Facebook is in a similar situation when launching real features because there is a lot of press around a new feature and Facebook needs to “get it right” on the first try. When Facebook was new, growth was slow and bottlenecks could be fixed by simply fixing them at the pace Facebook was growing. By 2008 Facebook had millions of users, and a new feature would go from 0 to millions of users within hours. There would be no time to fix unexpected bottlenecks. A failed launch is highly visible and embarrassing, often becoming front-page news. There is no way, however, to build an isolated system big enough to perform load testing.

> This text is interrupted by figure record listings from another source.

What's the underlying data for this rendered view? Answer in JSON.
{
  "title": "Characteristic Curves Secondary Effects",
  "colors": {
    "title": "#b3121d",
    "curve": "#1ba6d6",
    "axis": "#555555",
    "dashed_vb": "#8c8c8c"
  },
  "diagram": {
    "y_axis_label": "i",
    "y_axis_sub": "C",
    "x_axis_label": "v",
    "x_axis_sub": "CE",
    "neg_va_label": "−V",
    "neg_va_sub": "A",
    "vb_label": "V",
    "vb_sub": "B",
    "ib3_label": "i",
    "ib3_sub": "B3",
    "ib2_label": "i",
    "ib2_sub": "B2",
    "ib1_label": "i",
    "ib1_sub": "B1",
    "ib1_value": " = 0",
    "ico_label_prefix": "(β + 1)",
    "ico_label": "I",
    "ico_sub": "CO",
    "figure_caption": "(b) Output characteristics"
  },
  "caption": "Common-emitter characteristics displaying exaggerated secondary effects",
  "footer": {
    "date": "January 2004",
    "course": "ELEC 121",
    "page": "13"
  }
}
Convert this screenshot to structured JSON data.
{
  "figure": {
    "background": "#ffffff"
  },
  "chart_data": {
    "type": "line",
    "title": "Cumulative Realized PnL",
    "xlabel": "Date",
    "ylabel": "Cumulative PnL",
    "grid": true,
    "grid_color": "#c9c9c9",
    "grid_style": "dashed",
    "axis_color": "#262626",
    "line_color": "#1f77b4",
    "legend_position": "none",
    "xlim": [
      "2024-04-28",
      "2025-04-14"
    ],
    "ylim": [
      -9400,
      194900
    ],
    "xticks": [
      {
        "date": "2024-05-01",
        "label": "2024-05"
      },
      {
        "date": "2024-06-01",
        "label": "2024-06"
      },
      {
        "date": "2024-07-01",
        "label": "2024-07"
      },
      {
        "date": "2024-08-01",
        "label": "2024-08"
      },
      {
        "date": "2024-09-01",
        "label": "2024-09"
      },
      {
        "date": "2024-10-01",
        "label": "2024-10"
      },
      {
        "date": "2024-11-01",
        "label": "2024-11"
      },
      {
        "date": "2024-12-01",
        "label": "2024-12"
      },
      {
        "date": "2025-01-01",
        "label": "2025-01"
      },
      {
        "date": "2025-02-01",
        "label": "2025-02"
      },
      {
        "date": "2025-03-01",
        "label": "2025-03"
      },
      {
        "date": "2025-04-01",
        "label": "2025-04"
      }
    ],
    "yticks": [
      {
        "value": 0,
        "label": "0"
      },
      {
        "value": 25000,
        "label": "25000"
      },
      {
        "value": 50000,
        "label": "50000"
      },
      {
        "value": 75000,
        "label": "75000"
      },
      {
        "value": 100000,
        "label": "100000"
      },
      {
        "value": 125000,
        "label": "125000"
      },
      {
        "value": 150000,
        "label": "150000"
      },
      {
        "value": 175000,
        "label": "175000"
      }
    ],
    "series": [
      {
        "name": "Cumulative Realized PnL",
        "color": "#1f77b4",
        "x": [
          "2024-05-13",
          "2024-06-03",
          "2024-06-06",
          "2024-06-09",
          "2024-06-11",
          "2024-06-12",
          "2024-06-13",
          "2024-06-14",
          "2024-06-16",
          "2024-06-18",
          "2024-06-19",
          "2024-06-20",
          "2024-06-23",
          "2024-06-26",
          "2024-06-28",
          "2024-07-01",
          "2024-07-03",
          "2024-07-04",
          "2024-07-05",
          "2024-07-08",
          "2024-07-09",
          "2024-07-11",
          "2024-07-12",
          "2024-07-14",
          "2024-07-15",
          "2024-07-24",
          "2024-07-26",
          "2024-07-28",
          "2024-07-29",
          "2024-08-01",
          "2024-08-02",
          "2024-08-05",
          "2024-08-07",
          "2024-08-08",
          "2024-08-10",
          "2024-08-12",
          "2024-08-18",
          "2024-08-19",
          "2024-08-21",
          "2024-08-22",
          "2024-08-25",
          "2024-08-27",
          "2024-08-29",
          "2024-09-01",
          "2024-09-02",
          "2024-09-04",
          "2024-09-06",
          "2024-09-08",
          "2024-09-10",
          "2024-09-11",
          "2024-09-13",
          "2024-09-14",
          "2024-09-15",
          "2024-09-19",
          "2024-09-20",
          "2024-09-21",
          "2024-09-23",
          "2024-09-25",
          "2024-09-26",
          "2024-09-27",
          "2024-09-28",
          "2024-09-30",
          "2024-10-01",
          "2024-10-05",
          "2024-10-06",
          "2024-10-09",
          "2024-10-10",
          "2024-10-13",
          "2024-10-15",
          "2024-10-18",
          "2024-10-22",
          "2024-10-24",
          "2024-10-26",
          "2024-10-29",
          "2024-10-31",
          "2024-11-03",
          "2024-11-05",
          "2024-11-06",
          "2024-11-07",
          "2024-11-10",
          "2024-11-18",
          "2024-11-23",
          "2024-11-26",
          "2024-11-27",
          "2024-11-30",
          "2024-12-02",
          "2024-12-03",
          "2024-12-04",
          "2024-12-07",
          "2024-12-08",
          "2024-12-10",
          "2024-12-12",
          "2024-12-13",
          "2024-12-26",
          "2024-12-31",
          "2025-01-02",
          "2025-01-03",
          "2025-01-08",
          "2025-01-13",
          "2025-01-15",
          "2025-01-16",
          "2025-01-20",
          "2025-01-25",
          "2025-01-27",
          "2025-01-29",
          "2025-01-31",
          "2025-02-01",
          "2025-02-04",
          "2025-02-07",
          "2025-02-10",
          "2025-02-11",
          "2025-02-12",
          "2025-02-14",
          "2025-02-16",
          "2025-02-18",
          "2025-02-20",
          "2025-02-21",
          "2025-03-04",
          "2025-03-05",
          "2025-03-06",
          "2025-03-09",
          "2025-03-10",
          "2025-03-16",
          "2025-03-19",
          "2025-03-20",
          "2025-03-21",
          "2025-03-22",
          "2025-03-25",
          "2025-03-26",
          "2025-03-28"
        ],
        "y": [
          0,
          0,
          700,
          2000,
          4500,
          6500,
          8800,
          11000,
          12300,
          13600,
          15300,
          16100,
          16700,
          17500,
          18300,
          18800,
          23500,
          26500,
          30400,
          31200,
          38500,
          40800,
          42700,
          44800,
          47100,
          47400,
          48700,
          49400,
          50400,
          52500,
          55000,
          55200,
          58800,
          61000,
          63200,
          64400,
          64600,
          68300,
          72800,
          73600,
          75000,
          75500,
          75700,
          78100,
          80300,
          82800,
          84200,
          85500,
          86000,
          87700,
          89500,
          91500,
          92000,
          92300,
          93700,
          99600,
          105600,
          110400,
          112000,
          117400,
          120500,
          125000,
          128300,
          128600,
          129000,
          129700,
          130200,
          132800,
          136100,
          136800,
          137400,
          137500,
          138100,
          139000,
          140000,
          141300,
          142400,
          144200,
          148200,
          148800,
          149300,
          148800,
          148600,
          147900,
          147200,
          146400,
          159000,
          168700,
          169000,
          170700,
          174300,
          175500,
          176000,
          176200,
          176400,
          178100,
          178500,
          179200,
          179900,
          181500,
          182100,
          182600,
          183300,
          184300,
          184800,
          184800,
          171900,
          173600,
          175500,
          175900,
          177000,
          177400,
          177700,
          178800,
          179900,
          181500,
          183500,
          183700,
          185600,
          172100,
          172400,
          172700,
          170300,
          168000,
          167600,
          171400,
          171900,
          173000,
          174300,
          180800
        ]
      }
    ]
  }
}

To solve this problem, Facebook uses a technique called a “dark launch:” testing a feature by first launching it invisibly. For example, Facebook launched Chat six months early but made it invisible (CSS display: hidden). The HTML and JavaScript code was in your browser, but it did not display itself. A certain percentage of users received a signal to send simulated chat messages through the system. The percentage was turned up over time so that developers could spot and fix any performance issues. By the time the feature was made visible (and the test messages were disabled), Facebook’s engineers were confident that the launch would not have performance problems. It is suggested that nearly every feature that Facebook will launch in the next six months is already running in your browser.⁴

Google did something similar before launching IPv6 connectivity; your browser was running invisible JavaScript that tested whether your ISP connection would fail if IPv6 were enabled. Worries were for naught, but the test increased confidence before launch.

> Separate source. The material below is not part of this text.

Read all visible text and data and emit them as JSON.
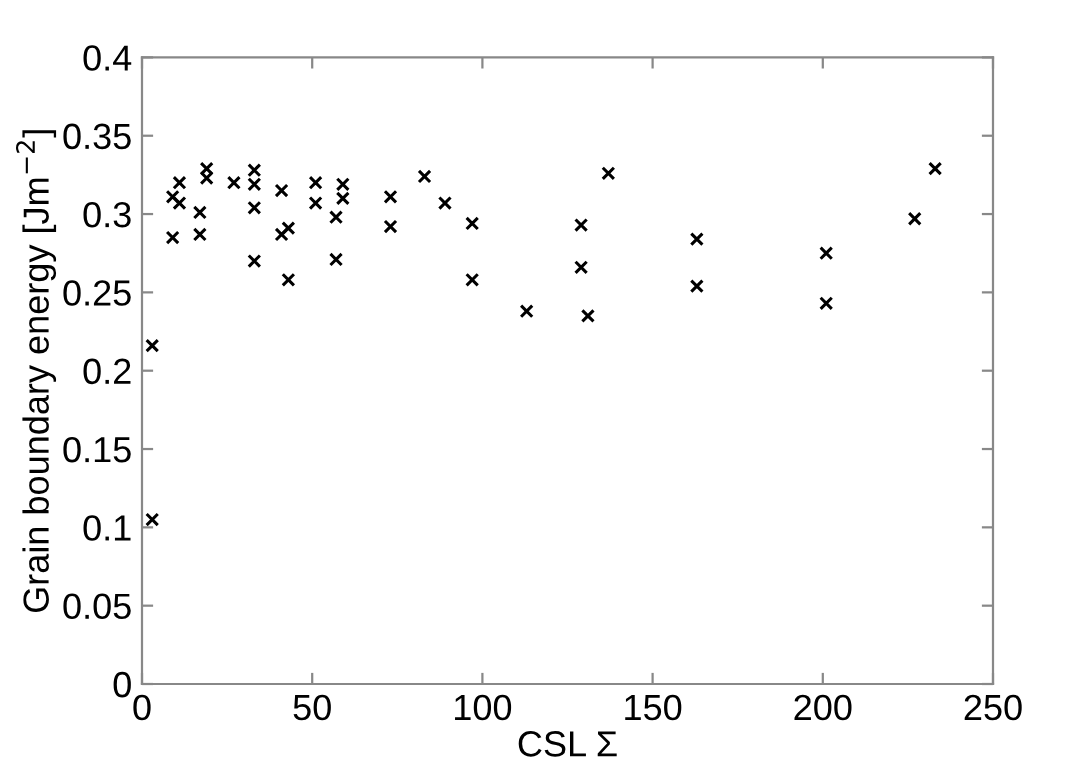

Stack Overflow dark launches new ad-serving infrastructure. When launching major features, we first use the system to transmit house ads that are invisible to users. Once performance is verified, we make the advertisements visible. Sadly, we did not use this technique when launching StackEgg, but now we know better.

Pranks with Minimal Operational Impact

Technical issues can be avoided with proper testing, but there is a strategy that avoids the issue altogether. Simply create a prank that has no operational impact, or directs the impact elsewhere.

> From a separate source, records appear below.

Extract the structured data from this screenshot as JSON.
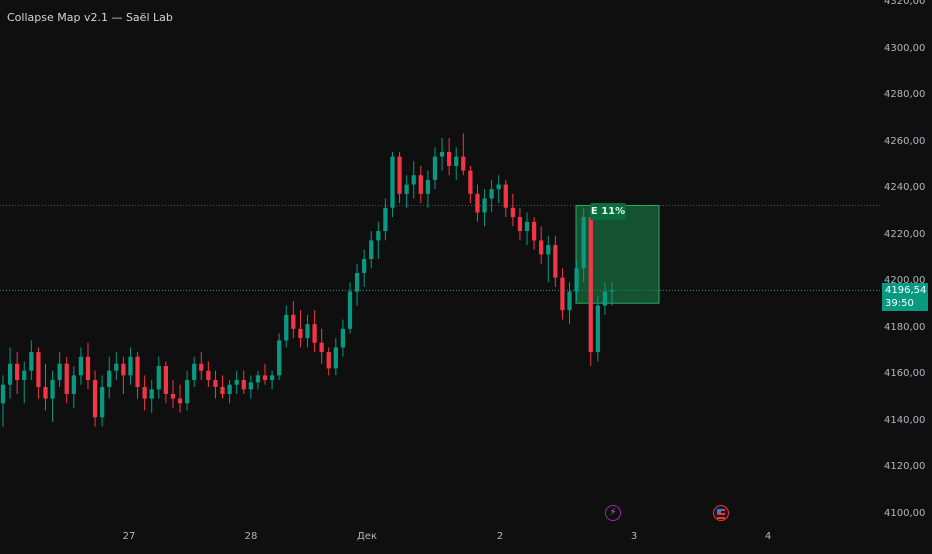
{
  "title": "Collapse Map v2.1 — Saël Lab",
  "colors": {
    "up": "#089981",
    "down": "#f23645",
    "background": "#0f0f0f",
    "zone": "#1b8a4e",
    "price_tag": "#089981"
  },
  "price_tag": {
    "price": "4196,54",
    "countdown": "39:50"
  },
  "entry_label": "E 11%",
  "events": [
    {
      "icon": "lightning-event-icon"
    },
    {
      "icon": "us-flag-event-icon"
    }
  ],
  "chart_data": {
    "type": "candlestick",
    "title": "Collapse Map v2.1 — Saël Lab",
    "y_ticks": [
      "4320,00",
      "4300,00",
      "4280,00",
      "4260,00",
      "4240,00",
      "4220,00",
      "4200,00",
      "4180,00",
      "4160,00",
      "4140,00",
      "4120,00",
      "4100,00"
    ],
    "x_ticks": [
      "27",
      "28",
      "Дек",
      "2",
      "3",
      "4"
    ],
    "ylim": [
      4100,
      4320
    ],
    "horizontal_lines": [
      4233,
      4196.54
    ],
    "entry_zone": {
      "top": 4233,
      "bottom": 4191,
      "label": "E 11%"
    },
    "last_price": 4196.54,
    "candles": [
      [
        4148,
        4160,
        4138,
        4156
      ],
      [
        4156,
        4172,
        4150,
        4165
      ],
      [
        4165,
        4170,
        4152,
        4158
      ],
      [
        4158,
        4166,
        4148,
        4162
      ],
      [
        4162,
        4175,
        4158,
        4170
      ],
      [
        4170,
        4172,
        4150,
        4155
      ],
      [
        4155,
        4165,
        4145,
        4150
      ],
      [
        4150,
        4162,
        4140,
        4158
      ],
      [
        4158,
        4170,
        4155,
        4165
      ],
      [
        4165,
        4168,
        4148,
        4152
      ],
      [
        4152,
        4164,
        4146,
        4160
      ],
      [
        4160,
        4172,
        4156,
        4168
      ],
      [
        4168,
        4174,
        4154,
        4158
      ],
      [
        4158,
        4162,
        4138,
        4142
      ],
      [
        4142,
        4160,
        4138,
        4155
      ],
      [
        4155,
        4168,
        4150,
        4162
      ],
      [
        4162,
        4170,
        4158,
        4165
      ],
      [
        4165,
        4168,
        4152,
        4160
      ],
      [
        4160,
        4172,
        4156,
        4168
      ],
      [
        4168,
        4170,
        4150,
        4155
      ],
      [
        4155,
        4160,
        4145,
        4150
      ],
      [
        4150,
        4158,
        4144,
        4154
      ],
      [
        4154,
        4168,
        4150,
        4164
      ],
      [
        4164,
        4166,
        4148,
        4152
      ],
      [
        4152,
        4158,
        4146,
        4150
      ],
      [
        4150,
        4156,
        4144,
        4148
      ],
      [
        4148,
        4162,
        4145,
        4158
      ],
      [
        4158,
        4168,
        4155,
        4165
      ],
      [
        4165,
        4170,
        4158,
        4162
      ],
      [
        4162,
        4166,
        4155,
        4158
      ],
      [
        4158,
        4162,
        4150,
        4155
      ],
      [
        4155,
        4160,
        4150,
        4152
      ],
      [
        4152,
        4158,
        4148,
        4156
      ],
      [
        4156,
        4162,
        4152,
        4158
      ],
      [
        4158,
        4162,
        4152,
        4154
      ],
      [
        4154,
        4160,
        4150,
        4157
      ],
      [
        4157,
        4162,
        4154,
        4160
      ],
      [
        4160,
        4165,
        4156,
        4158
      ],
      [
        4158,
        4162,
        4154,
        4160
      ],
      [
        4160,
        4178,
        4158,
        4175
      ],
      [
        4175,
        4190,
        4172,
        4186
      ],
      [
        4186,
        4192,
        4176,
        4180
      ],
      [
        4180,
        4188,
        4172,
        4176
      ],
      [
        4176,
        4186,
        4172,
        4182
      ],
      [
        4182,
        4188,
        4170,
        4174
      ],
      [
        4174,
        4180,
        4165,
        4170
      ],
      [
        4170,
        4172,
        4160,
        4163
      ],
      [
        4163,
        4176,
        4160,
        4172
      ],
      [
        4172,
        4184,
        4168,
        4180
      ],
      [
        4180,
        4200,
        4178,
        4196
      ],
      [
        4196,
        4208,
        4190,
        4204
      ],
      [
        4204,
        4214,
        4198,
        4210
      ],
      [
        4210,
        4222,
        4206,
        4218
      ],
      [
        4218,
        4226,
        4210,
        4222
      ],
      [
        4222,
        4236,
        4218,
        4232
      ],
      [
        4232,
        4256,
        4228,
        4254
      ],
      [
        4254,
        4256,
        4234,
        4238
      ],
      [
        4238,
        4246,
        4232,
        4242
      ],
      [
        4242,
        4252,
        4236,
        4246
      ],
      [
        4246,
        4250,
        4234,
        4238
      ],
      [
        4238,
        4248,
        4232,
        4244
      ],
      [
        4244,
        4258,
        4240,
        4254
      ],
      [
        4254,
        4262,
        4248,
        4256
      ],
      [
        4256,
        4262,
        4246,
        4250
      ],
      [
        4250,
        4258,
        4244,
        4254
      ],
      [
        4254,
        4264,
        4246,
        4248
      ],
      [
        4248,
        4250,
        4234,
        4238
      ],
      [
        4238,
        4242,
        4226,
        4230
      ],
      [
        4230,
        4240,
        4224,
        4236
      ],
      [
        4236,
        4244,
        4230,
        4240
      ],
      [
        4240,
        4246,
        4234,
        4242
      ],
      [
        4242,
        4244,
        4228,
        4232
      ],
      [
        4232,
        4238,
        4224,
        4228
      ],
      [
        4228,
        4232,
        4218,
        4222
      ],
      [
        4222,
        4230,
        4216,
        4226
      ],
      [
        4226,
        4228,
        4214,
        4218
      ],
      [
        4218,
        4224,
        4208,
        4212
      ],
      [
        4212,
        4220,
        4200,
        4216
      ],
      [
        4216,
        4220,
        4198,
        4202
      ],
      [
        4202,
        4206,
        4184,
        4188
      ],
      [
        4188,
        4200,
        4182,
        4196
      ],
      [
        4196,
        4210,
        4192,
        4206
      ],
      [
        4206,
        4232,
        4200,
        4228
      ],
      [
        4228,
        4230,
        4164,
        4170
      ],
      [
        4170,
        4194,
        4166,
        4190
      ],
      [
        4190,
        4200,
        4186,
        4196
      ],
      [
        4196,
        4200,
        4190,
        4196.54
      ]
    ]
  }
}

The “Dance Dance Authentication” example is one such prank. The prank was simply a blog post and a link to a YouTube video (https://www.youtube.com/watch?v=VgC4b9K-gYU). This does not entirely avoid the issue, but if your success ends up overloading YouTube’s network, at least it is not your problem.

You can also simply take an existing feature and create an alternative explanation or history for it. For example, you may have heard of “the teddy bear effect.” Many have observed that often the act of asking a question forces you to think out enough details to realize the answer yourself. In Bell Labs folklore there was a researcher known for helping people with research roadblocks. People would go to him for suggestions. By listening, they would come up with the answer themselves. Once, he left on a long vacation and left a teddy bear on his desk with a note that read, “Explain your problem to the bear.” Many people found it was equally effective. (Lately, the Internet has started calling this “the rubber duckie effect.”)

Suppose you run a question-and-answer website: some users post questions, and other people post answers. Suppose also that the website has a feature that permits people to write up the answers to their own questions. A very simple but effective AFP would be to rename this feature “teddy bear mode” and write a blog post claiming this to be an entirely new feature, based on the power of a teddy bear’s ability to help solve technical issues.

Summary

Successful AFPs require care and planning. Write a design proposal and a project plan. Involve operations early. If this is a technical change to your website, perform load testing, preferably including a “dark launch” or hidden launch test. Hide the prank behind a feature flag rather than requiring a new software release. Perform a retrospective and publish the results widely.

Remember that some of the best AFPs require little or no technical changes at all. For example, one could simply summarize the best practices for launching any new feature but write it under the guise of how to launch an April Fools’ prank. That would be hilarious.